Researchers at Linköping University in Sweden have developed a nanocellulose wound dressing that can detect early signs of infection without interfering with the healing process.
The study, published in Materials Today Bio, is another step towards a new type of wound care.
Researchers developing the wound #dressing that can detect infection https://t.co/OEvoiAN4zthttps://t.co/6qRykhtATA
— Phys.org (@physorg_com) April 18, 2023
The skin is the largest organ in the human body. The wound interferes with the normal function of the skin and can take a long time to heal, be very painful to the patient, and, in the worst case, can lead to death if not properly treated.
Wounds that are difficult to heal are also a significant burden on society and account for almost half of all outpatient care costs.
Ett sårförband gjort with nanocellulose that can be used as visa tidiga tecken på #infection utan att störa lakningen. Det har forskare vid Linköpings universitet utvecklat.
– Det öppnar for en ny typ av sårbehandling, säger Daniel Aili, professor vid LiU.https://t.co/epwn5hfDUV#wordpic.twitter.com/199KzcWkDE
– Linköping University (@liu_universitet) April 19, 2023
In conventional wound care, dressings are changed regularly, approximately every two days. To check if the wound is infected, medical staff should remove the dressing and evaluate based on appearance and test results. This is a painful procedure that interferes with wound healing, as the scabs often burst. The risk of infection also increases each time a wound is opened.

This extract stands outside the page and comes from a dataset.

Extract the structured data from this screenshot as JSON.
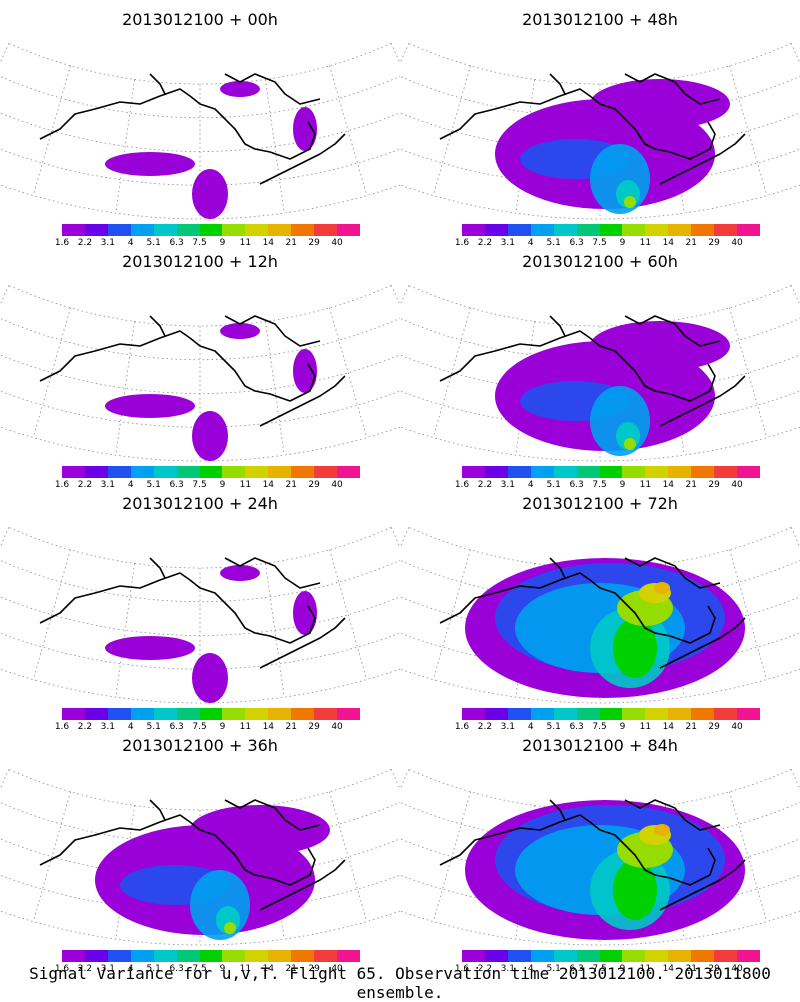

Researchers at Linköping University, in collaboration with colleagues at Orebro and Luleå Universities, have developed a nanocellulose wound dressing that can detect early signs of infection without interfering with the healing process.
“Being able to immediately tell if a wound has become infected without removing the dressing opens up a new type of wound care that can lead to more effective care and improved quality of life,” says Daniel Ailey, Professor of Biophysics and Bioengineering at the University of Linköping: “Patients with wounds that are difficult to heal. It can also reduce the unnecessary use of antibiotics.”
The dressing is made of nanocellulose with a dense mesh that prevents bacteria and other microbes from entering. At the same time, the material passes gases and liquids, which is important for wound healing. The idea is that once the dressing is applied, it will remain throughout the healing process. If the wound becomes infected, the dressing will change color.
The pH value (pH) of non-infected wounds is about 5.5 pH. When an infection occurs, the wound becomes progressively more radical and may have a pH value of 8 or higher. This is because the bacteria in the wound change their environment to match the optimal environment for their growth.
A high pH value can be detected in a wound long before pus, tenderness or redness, which are the most common signs of infection, appears.
To make a higher pH wound dressing, the researchers used bromothymol blue, BTB, which is a dye that changes color from yellow to blue when the pH is above 7.
In order to use BTB in the dressing without damaging it, it was applied to a silica material with pores as small as a few nanometers.
The silica material can then be combined with the dressing without compromising the nanocellulose material. As a result, the wound dressing turns blue when an infection is present.
Wound infections are often treated with antibiotics that circulate throughout the body. But if the infection is caught early, local treatment of the wound may be sufficient. That’s why Aile and his colleagues at Orebro University are also developing antimicrobial agents based on so-called lipid peptides that kill all types of bacteria.
Ailey says the new wound dressing and antimicrobial material is part of the development of a new type of wound care in patient care. But since all products to be used in healthcare settings must undergo rigorous and costly testing, he estimates it will be five to ten years before they become available.